TA Steven put my circuit into ClaudeAI to troubleshoot as well, and gave me this feedback:
Fixed. Here’s what changed:
Original Fixed Why X2: PgU_rec_Csy4 (output, no ERN) X2: Csy4 (ERN) X2 needs a standalone ERN X2: mMaroon1 X2: mKO2 API only recognizes eBFP2/mKO2 as markers X1: CasE_rec_Csy4_rec_mKO2 X1: Csy4_rec_mNeonGreen No CasE source existed; output should be mNeonGreen X2: PgU_rec_mNeonGreen kept Valid output, inhibited by PgU from X1 Circuit logic: PgU (X1, 200ng) ────inhibits────▶ PgU_rec_mNeonGreen (X2)
Csy4 (X2, 50ng) ────inhibits────▶ Csy4_rec_mNeonGreen (X1)This is an asymmetric cross-inhibition — PgU is dosed 4x heavier than Csy4, so X1 should dominate the competition. The heatmap should show stronger suppression along the X1 axis. Total DNA: 600ng (under limit).
This is frustrating because I’m pretty sure this is a limitation of the Neuromorphic Wizard API, and my circuit is biologically sound. The first one is what I suggested originally, that I am using PgU_rec_Csy4 as an ERN instead of as a ERN_rec_output. I’m not sure why X2 needs a standalone ERN. The second one is just that it doesn’t accept mMaroon1 as a marker, which is odd because it’s listed on the Parts list as an option. The third one is what I explained earlier; that since I don’t have any CasE expressed in my system, it doesn’t matter that CasE could also inhibit mKO2.
While I would have liked to see experimentally what would happen with my design, since I do think it’s valid biologically, we wanted to submit validated circuits only, since each node could only submit two circuits.

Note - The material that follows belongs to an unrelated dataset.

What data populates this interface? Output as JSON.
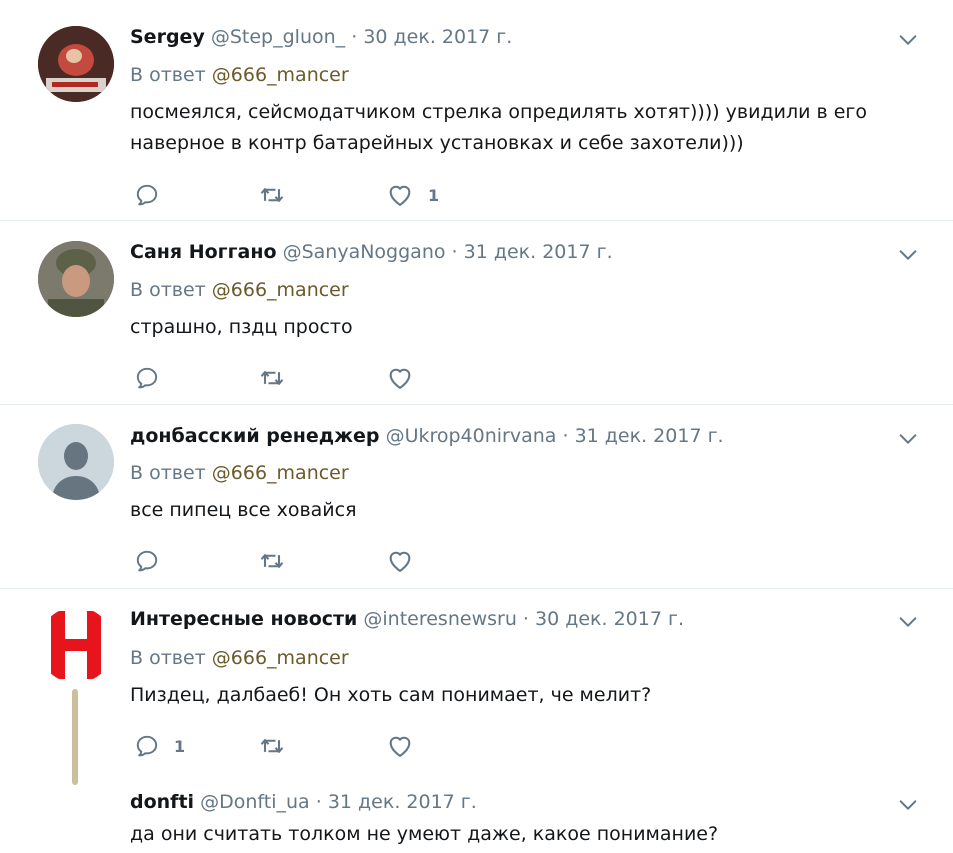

So TA Steven submitted my circuit that was fixed by Claude because it was able to give a valid output on the Predict tab of the Neuromorphic Wizard.
Results:

I’m honestly not sure if this shows what I’d expect. I’m unclear on what these heatmaps are actually showing. Like I know that each dot is a cell that was transfected with the same things, but I’m not sure what exactly that means in regards to my circuit. I think I probably need to rewatch the lecture for clarity.